Grégory Magne adore le film-culte "Tandem" de Patrice Leconte, et cela se sent : ses deux longs-métrages "L’air de rien" et "Les parfums" sont des road-movies animés par des duos. Pas facile de renouveler le genre. Mais Magne a l’intelligence de ne pas céder aux clichés de la comédie romantique ; il n’y a pas de rapport de séduction entre Anne Walberg et Guillaume, juste des tentatives de comprendre l’univers de l’autre pour pouvoir ébaucher une complicité… Il en résulte un film subtil, traversé par un humour pince-sans-rire et joué avec un parfait naturel par Emmanuelle Devos et Grégory Montel. Un régal pour célébrer le retour dans les salles obscures.

Un fils

En 2011, Farès et Meriem retournent dans le pays de leurs racines, le Tunisie, avec leur fils, Aziz. Le couple a grandi dans un environnement privilégié, et s’est épanoui dans un mode de vie occidental. Lors d’un déplacement en voiture, la famille est victime d’une attaque terroriste et le petit garçon est blessé. Emmené à l’hôpital, le diagnostic tombe : il a besoin d’urgence d’une greffe du foie. En plein désarroi, Farès découvre alors la complexité de son pays, l’opacité de ses décisions, et les mafias de trafics d’organes…
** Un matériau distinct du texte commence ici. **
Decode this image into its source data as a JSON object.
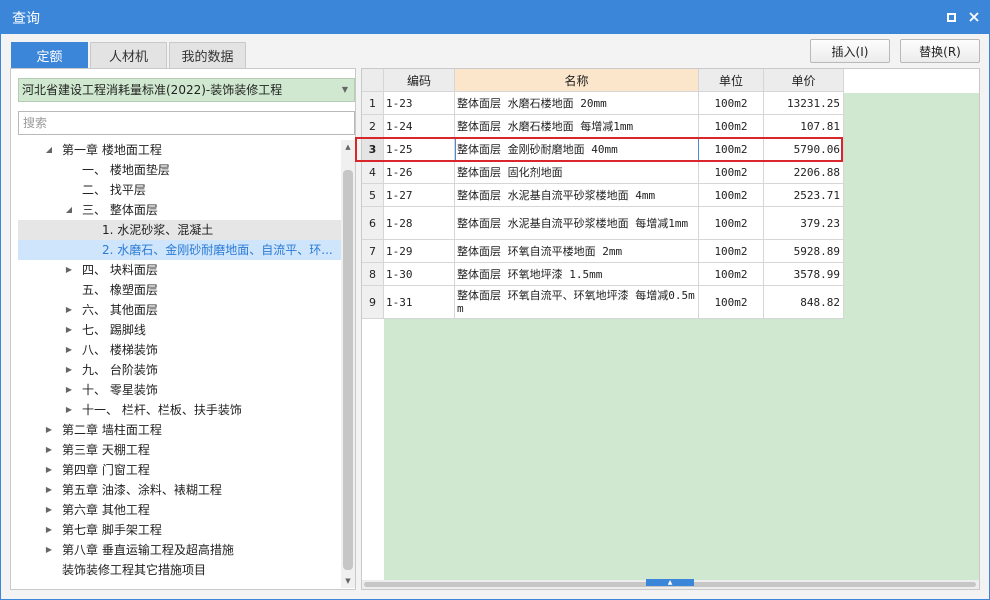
{
  "window": {
    "title": "查询"
  },
  "tabs": [
    {
      "label": "定额",
      "active": true
    },
    {
      "label": "人材机",
      "active": false
    },
    {
      "label": "我的数据",
      "active": false
    }
  ],
  "actions": {
    "insert_label": "插入(I)",
    "replace_label": "替换(R)"
  },
  "left": {
    "standard_select": "河北省建设工程消耗量标准(2022)-装饰装修工程",
    "search_placeholder": "搜索",
    "tree": [
      {
        "label": "第一章 楼地面工程",
        "level": 1,
        "arrow": "down"
      },
      {
        "label": "一、 楼地面垫层",
        "level": 2,
        "arrow": "none"
      },
      {
        "label": "二、 找平层",
        "level": 2,
        "arrow": "none"
      },
      {
        "label": "三、 整体面层",
        "level": 2,
        "arrow": "down"
      },
      {
        "label": "1. 水泥砂浆、混凝土",
        "level": 3,
        "arrow": "none",
        "highlight": "gray"
      },
      {
        "label": "2. 水磨石、金刚砂耐磨地面、自流平、环...",
        "level": 3,
        "arrow": "none",
        "highlight": "blue"
      },
      {
        "label": "四、 块料面层",
        "level": 2,
        "arrow": "right"
      },
      {
        "label": "五、 橡塑面层",
        "level": 2,
        "arrow": "none"
      },
      {
        "label": "六、 其他面层",
        "level": 2,
        "arrow": "right"
      },
      {
        "label": "七、 踢脚线",
        "level": 2,
        "arrow": "right"
      },
      {
        "label": "八、 楼梯装饰",
        "level": 2,
        "arrow": "right"
      },
      {
        "label": "九、 台阶装饰",
        "level": 2,
        "arrow": "right"
      },
      {
        "label": "十、 零星装饰",
        "level": 2,
        "arrow": "right"
      },
      {
        "label": "十一、 栏杆、栏板、扶手装饰",
        "level": 2,
        "arrow": "right"
      },
      {
        "label": "第二章 墙柱面工程",
        "level": 1,
        "arrow": "right"
      },
      {
        "label": "第三章 天棚工程",
        "level": 1,
        "arrow": "right"
      },
      {
        "label": "第四章 门窗工程",
        "level": 1,
        "arrow": "right"
      },
      {
        "label": "第五章 油漆、涂料、裱糊工程",
        "level": 1,
        "arrow": "right"
      },
      {
        "label": "第六章 其他工程",
        "level": 1,
        "arrow": "right"
      },
      {
        "label": "第七章 脚手架工程",
        "level": 1,
        "arrow": "right"
      },
      {
        "label": "第八章 垂直运输工程及超高措施",
        "level": 1,
        "arrow": "right"
      },
      {
        "label": "装饰装修工程其它措施项目",
        "level": 1,
        "arrow": "none"
      }
    ]
  },
  "table": {
    "columns": [
      "编码",
      "名称",
      "单位",
      "单价"
    ],
    "rows": [
      {
        "num": "1",
        "code": "1-23",
        "name": "整体面层 水磨石楼地面 20mm",
        "unit": "100m2",
        "price": "13231.25"
      },
      {
        "num": "2",
        "code": "1-24",
        "name": "整体面层 水磨石楼地面 每增减1mm",
        "unit": "100m2",
        "price": "107.81"
      },
      {
        "num": "3",
        "code": "1-25",
        "name": "整体面层 金刚砂耐磨地面 40mm",
        "unit": "100m2",
        "price": "5790.06",
        "selected": true
      },
      {
        "num": "4",
        "code": "1-26",
        "name": "整体面层 固化剂地面",
        "unit": "100m2",
        "price": "2206.88"
      },
      {
        "num": "5",
        "code": "1-27",
        "name": "整体面层 水泥基自流平砂浆楼地面 4mm",
        "unit": "100m2",
        "price": "2523.71"
      },
      {
        "num": "6",
        "code": "1-28",
        "name": "整体面层 水泥基自流平砂浆楼地面 每增减1mm",
        "unit": "100m2",
        "price": "379.23"
      },
      {
        "num": "7",
        "code": "1-29",
        "name": "整体面层 环氧自流平楼地面 2mm",
        "unit": "100m2",
        "price": "5928.89"
      },
      {
        "num": "8",
        "code": "1-30",
        "name": "整体面层 环氧地坪漆 1.5mm",
        "unit": "100m2",
        "price": "3578.99"
      },
      {
        "num": "9",
        "code": "1-31",
        "name": "整体面层 环氧自流平、环氧地坪漆 每增减0.5mm",
        "unit": "100m2",
        "price": "848.82"
      }
    ]
  },
  "colors": {
    "accent": "#3c86d9",
    "selection_border": "#d9262b",
    "name_header": "#fbe6cc",
    "filler_green": "#cfe8cf"
  }
}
Sami Bouajila (révélé au grand public avec le triomphe cannois d’"Indigènes ") excelle dans le rôle de cet homme traversé par des sentiments contradictoires. Et pour son premier long-métrage, Mehdi Barsaoui parvient à mêler chronique politique et suspense familial – comme l’avait si bien réussi le cinéaste iranien Asghar Farhadi dans "Une séparation". C’est cette double dimension qui fait la richesse d’"Un fils", drame qui tient en haleine de bout en bout.